I have two sets of data in this form:
x | y | z x1 | y1 | z1
ab1 | 1 | 2 ab1 | 1 | 2
ab1 | 2 | 3 ab1 | 1.8 | 2
ab2 | 2 | 3 ab1 | 1.8 | 2
The number of columns can change between 1 to 30. The number of rows of the two sets is likely to be different.
The average amount of rows per set can change between few hundreds to few millions.
For each column a different matching rule will be applied, for example:
x: perfect match
y: +/- 0.1
z: +/- 0.5
Two rows are equivalent when all the criterias are satisfied.
My final goal is to find the rows in the first set with no match in second set.
The naive algorithm could be:
foreach a in SetA
{
foreach b in SetB
{
if (a == b)
{
remove b from SetB
process the next element in SetA
}
}
log a is not in SetB
}
At this stage I am not very interested in the efficiency of the algorithm. I am sure I could do better and I could reduce the complexity.
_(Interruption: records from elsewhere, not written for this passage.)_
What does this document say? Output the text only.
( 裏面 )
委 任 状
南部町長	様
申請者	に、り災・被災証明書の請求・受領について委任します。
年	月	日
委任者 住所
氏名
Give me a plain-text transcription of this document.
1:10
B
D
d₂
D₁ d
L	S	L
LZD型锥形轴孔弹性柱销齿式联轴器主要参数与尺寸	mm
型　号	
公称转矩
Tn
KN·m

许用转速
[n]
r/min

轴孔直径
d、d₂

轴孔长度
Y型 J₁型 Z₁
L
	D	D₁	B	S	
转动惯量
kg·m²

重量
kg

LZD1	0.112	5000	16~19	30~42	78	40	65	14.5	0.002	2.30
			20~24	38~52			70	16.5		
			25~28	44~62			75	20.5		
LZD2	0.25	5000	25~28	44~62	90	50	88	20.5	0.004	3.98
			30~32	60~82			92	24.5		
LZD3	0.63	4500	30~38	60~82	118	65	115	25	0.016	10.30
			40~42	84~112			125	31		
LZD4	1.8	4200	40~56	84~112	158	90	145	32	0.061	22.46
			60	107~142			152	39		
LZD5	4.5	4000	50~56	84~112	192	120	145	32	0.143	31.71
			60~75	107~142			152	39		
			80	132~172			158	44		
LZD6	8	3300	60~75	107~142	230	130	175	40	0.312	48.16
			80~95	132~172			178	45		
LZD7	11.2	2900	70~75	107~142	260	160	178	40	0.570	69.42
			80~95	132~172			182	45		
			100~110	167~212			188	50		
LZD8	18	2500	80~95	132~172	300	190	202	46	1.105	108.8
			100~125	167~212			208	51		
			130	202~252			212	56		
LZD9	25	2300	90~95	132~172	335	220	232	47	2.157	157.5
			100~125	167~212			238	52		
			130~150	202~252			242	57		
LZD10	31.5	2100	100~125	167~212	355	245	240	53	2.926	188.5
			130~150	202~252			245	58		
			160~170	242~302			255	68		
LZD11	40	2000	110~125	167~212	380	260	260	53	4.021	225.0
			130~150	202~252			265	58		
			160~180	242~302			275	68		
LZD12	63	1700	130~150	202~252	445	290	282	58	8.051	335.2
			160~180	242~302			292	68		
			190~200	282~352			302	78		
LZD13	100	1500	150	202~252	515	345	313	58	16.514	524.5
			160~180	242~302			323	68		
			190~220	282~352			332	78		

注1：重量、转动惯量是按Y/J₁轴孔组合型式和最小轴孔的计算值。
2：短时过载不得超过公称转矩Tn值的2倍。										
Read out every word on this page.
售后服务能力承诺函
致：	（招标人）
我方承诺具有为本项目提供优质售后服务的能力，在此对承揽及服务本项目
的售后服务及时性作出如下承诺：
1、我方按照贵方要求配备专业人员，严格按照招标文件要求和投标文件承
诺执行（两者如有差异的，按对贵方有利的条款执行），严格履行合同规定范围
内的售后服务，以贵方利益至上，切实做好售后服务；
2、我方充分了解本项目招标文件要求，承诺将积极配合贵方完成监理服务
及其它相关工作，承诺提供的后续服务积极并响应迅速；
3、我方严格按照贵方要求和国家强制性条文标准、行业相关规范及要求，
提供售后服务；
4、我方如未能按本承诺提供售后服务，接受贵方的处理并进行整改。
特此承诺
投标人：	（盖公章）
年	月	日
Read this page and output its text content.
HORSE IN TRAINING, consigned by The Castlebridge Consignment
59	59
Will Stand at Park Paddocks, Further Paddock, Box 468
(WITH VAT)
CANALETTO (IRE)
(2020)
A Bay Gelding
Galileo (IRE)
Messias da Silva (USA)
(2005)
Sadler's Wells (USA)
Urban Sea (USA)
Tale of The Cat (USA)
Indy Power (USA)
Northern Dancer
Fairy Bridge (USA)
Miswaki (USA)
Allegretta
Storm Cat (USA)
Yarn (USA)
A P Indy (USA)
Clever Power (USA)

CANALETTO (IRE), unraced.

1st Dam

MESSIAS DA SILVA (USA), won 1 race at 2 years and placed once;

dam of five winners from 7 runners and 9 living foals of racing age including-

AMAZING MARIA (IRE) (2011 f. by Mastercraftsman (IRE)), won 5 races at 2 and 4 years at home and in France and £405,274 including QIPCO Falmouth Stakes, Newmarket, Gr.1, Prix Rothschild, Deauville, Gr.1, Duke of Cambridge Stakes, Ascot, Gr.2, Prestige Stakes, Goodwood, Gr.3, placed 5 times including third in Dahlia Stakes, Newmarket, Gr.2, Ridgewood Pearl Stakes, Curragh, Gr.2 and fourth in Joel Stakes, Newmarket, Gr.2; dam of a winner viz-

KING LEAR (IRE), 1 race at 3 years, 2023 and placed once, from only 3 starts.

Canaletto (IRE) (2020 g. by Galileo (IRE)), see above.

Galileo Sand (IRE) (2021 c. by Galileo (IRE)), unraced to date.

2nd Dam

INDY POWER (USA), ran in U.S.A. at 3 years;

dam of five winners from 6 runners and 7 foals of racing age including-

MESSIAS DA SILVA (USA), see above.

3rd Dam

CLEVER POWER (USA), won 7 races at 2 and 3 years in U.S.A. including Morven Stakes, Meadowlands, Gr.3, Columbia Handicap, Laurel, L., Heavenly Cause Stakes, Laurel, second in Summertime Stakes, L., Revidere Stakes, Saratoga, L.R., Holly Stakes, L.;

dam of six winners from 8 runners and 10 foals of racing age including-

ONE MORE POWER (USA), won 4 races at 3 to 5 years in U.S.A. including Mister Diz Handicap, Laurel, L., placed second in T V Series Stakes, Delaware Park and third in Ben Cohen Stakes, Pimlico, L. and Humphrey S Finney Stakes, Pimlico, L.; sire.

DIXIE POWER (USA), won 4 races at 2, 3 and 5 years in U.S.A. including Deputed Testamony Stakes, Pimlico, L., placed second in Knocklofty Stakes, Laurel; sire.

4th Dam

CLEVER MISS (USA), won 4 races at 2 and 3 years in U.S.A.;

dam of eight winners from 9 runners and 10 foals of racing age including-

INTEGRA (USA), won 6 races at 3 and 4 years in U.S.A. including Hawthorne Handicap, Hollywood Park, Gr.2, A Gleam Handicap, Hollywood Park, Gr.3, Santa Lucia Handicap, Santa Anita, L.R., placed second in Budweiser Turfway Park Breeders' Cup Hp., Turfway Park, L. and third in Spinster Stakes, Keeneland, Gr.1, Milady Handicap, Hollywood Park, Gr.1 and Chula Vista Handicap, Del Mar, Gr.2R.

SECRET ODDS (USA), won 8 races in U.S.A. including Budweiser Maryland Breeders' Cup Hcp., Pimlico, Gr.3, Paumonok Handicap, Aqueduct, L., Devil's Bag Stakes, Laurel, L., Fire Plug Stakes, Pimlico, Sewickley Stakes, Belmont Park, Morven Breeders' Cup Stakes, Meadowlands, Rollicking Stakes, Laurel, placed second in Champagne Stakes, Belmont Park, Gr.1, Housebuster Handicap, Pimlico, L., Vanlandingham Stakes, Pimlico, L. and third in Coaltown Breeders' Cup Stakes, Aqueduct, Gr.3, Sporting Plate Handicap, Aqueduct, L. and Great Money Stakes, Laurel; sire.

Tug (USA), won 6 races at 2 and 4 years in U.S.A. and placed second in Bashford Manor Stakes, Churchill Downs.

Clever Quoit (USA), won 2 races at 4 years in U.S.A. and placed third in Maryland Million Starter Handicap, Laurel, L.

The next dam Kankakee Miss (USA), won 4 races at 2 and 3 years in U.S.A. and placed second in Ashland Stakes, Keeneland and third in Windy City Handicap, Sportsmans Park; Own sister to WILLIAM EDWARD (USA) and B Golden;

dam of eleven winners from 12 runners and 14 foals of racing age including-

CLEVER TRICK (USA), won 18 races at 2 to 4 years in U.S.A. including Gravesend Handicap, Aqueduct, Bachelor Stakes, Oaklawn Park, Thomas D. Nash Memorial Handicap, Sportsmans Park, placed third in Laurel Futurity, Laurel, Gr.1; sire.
I am more concern about the correctness of the result. Let’s try with a very simple example.
Two sets of number:
A B
1.6 1.55
1.5 1.45
4 3.2
And two elements are equal if:
b + 0.1 >= a >= b - 0.1
Now, if I run the naive algorithm I will find 2 matches.
However the result of the algorithm depends on the order of the two sets. For example:
A B
1.5 1.55
1.6 1.45
4 3.2
The algorithm will find only one match.
I would like to find the maximum number of matching rows.
I reckon in the real world data one of the columns will store an id, so the number of possible multiple matches will be a much smaller subset of the original set.
I know I can try to face this problem with a post processing after the first scan.
However, I don’t want reinventing the wheel and I am wondering if my problem is equivalent to some famous, well known and already solved problem.
PS: I have tagged the question also as C++, C# and Java because I am going to use one of these languages to implement it.
It can be cast as a graph theory problem. Let X be a set that contains one node for each row in your first set. Let Y be another set which contains one node for each row in your second set.
The edges in the graph are defined by: for a given x in X and a given y in Y, there is an edge (x,y) if the row corresponding to x matches the row corresponding to y.
Once you have built this graph you can run the “maximum-bipartite-matching” algorithm on it and you will be done.